In der Praxis geht es um Themen wie Loslassen, wie kann ich die Freude des Sommers mitnehmen in die dunkle Jahreszeit, Anschauen von Themen, die oft sehr tiefgreifend sind und manche Veränderung im Schlepptau haben. Dafür ist die kommende Jahreszeit perfekt. Im Sommer wollen alle draußen sein, Farbe, Licht, Luft und Sonne tanken, doch jetzt, jetzt geht es ans Eingemachte im wahrsten Sinn des Wortes, an die Klärung offener Fragen, die leidvoll und süß ist, denn das kann bedeuten – loslassen, was nicht mehr trägt. Einladen, was nun ins Leben treten will.

Ob das nun in der Praxis oder gar mit dem Start einer Ausbildung geschieht – von Herzen bist du bei uns willkommen!

Allen ein schönes Wochenende mit viel frischer, klarer Luft und dem Mut, die ersten Schritte nach Neuland zu wagen.

 

Danke an Theresa für das Kachelfoto vom Jakobsweg 2019.

Des Herbstes leidvoll süße Klarheit

Dies ist des Herbstes leidvoll süße Klarheit,

die dich befreit, zugleich sie dich bedrängt;

wenn das kristallene Gewand der Wahrheit

sein kühler Geist um Wald und Berge hängt.

Dies ist des Herbstes leidvoll süße Klarheit.

Christian Morgenstern

Danke an Manuela für das zauberhafte Weinlaubfoto!

Freitags-Nachdenk-Input

Brücken faszinieren. Sie verbinden zwei Ufer miteinander und ermöglichen Kontakt, Austausch, das Reisen, ersparen kilometerlange Umwege. Brücken zwischen Menschen werden gebildet aus Freundschaft, aus Zuneigung, aus Interesse im wahrsten Sinn des Wortes, denn inter esse bedeutet dazwischen sein.

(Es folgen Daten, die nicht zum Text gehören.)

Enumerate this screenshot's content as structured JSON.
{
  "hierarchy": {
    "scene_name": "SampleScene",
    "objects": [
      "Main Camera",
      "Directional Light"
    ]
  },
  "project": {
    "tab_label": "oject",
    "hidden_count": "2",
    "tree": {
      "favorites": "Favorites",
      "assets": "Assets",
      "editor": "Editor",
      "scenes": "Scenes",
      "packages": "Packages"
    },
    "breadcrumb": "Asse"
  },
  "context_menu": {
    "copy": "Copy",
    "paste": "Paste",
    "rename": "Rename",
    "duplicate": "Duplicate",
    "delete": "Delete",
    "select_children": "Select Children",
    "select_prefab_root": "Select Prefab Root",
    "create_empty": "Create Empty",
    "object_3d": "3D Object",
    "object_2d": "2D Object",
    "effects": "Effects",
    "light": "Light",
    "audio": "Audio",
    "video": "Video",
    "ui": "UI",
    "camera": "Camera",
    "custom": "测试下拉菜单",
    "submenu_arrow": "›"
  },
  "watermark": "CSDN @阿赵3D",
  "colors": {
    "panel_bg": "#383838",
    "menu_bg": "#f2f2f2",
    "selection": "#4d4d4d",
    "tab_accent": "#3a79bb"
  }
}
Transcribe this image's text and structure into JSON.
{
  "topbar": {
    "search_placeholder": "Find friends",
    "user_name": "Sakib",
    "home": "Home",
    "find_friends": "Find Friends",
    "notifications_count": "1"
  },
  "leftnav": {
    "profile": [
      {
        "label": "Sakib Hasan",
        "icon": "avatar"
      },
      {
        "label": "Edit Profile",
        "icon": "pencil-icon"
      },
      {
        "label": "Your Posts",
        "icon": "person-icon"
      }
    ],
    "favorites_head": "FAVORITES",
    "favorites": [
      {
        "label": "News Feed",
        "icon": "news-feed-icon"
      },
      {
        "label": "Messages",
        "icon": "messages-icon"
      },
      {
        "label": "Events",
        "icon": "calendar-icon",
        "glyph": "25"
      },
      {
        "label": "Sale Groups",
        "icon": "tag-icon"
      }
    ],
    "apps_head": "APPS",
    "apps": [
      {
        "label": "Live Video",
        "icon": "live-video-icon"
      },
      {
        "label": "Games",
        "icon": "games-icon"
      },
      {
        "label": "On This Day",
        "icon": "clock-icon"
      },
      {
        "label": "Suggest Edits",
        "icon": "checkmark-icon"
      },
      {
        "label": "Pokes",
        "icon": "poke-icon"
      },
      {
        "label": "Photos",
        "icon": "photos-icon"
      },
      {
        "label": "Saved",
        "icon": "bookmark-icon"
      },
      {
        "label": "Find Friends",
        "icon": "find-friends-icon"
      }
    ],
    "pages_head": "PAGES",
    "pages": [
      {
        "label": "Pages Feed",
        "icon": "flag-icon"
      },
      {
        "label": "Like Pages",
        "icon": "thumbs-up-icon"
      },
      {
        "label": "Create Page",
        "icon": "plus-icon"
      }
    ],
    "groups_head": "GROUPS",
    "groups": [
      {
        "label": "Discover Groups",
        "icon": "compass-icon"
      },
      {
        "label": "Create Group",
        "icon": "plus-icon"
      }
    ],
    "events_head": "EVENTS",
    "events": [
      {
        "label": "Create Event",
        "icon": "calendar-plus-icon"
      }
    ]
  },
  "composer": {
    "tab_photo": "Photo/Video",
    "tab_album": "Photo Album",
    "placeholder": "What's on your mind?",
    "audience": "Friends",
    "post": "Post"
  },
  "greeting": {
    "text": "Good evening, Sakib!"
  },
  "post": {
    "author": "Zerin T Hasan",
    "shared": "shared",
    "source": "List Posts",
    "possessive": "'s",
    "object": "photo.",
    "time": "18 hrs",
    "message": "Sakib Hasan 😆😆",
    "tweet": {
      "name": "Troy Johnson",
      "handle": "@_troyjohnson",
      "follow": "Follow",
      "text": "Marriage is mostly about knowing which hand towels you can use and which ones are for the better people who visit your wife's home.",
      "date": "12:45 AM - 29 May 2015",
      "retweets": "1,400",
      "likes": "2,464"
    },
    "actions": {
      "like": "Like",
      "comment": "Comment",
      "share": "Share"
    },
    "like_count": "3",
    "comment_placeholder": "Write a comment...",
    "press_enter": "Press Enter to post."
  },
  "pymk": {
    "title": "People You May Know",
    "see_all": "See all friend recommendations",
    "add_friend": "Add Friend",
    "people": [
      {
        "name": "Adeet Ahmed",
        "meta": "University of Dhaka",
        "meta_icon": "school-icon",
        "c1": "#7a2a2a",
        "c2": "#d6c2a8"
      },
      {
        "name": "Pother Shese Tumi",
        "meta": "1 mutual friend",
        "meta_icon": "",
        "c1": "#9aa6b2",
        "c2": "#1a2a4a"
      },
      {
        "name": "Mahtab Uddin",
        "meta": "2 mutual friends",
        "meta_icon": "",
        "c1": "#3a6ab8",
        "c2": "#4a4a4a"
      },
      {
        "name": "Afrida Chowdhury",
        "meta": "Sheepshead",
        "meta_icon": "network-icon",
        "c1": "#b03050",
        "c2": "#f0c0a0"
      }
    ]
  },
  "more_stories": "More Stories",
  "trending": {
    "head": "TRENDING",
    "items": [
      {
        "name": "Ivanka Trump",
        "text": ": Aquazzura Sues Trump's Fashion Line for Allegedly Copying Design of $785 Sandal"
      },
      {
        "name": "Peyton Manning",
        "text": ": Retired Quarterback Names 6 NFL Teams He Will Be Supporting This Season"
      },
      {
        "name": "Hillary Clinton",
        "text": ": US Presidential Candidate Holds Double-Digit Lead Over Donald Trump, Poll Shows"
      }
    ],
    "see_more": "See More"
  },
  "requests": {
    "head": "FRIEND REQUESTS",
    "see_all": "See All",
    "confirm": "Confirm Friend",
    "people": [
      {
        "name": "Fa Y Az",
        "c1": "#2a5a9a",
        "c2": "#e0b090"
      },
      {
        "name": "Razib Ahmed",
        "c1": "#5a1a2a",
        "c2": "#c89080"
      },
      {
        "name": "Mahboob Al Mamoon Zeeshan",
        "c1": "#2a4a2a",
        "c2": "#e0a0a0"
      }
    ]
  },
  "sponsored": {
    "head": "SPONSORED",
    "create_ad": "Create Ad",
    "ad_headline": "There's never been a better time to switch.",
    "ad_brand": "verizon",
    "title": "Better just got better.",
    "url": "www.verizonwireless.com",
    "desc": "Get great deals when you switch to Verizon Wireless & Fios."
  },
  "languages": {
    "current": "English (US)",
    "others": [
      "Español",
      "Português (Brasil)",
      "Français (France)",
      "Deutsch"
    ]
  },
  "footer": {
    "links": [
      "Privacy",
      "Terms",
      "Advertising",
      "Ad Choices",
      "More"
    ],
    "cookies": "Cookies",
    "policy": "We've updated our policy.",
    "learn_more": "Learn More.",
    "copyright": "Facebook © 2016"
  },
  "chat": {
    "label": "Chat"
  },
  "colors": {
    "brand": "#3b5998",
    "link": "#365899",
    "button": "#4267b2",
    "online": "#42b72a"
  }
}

Unsere Welt ängstigt viele. Sie ist laut, verrückt, oft unmenschlich, voller Hass und Egoismus. Allein das Brückenbilden von Herz zu Herz ist in der Lage, sie zu einem wunderbaren und liebenswerten Ort zu machen (der sie von sich aus übrigens ist). Wir sind es, die daraus Kampfgebiete, Arenen der Gier und ein Aufeinanderprallen der Egoismen machen.

Nichts in der Natur ist wie der Mensch. Viele Vögel sammeln sich hier oben zur Zeit. Da sehe ich nicht, dass einer vorweg alle anschreit, sie sollen ordentlich fliegen und Gas geben, weil der Winter naht. Mal fliegt der eine vorne weg, mal der andere. Ohne Wahl. Ohne Propaganda. Einfach, weil der vorne auch mal müde wird, dann wird halt offenbar einfach durchgetauscht. Vielleicht haben wir nur nicht mitbekommen, dass dem Vogelzug monatelange Arbeitskreise, Sitzungen und Verhandlungen vorausgegangen sind.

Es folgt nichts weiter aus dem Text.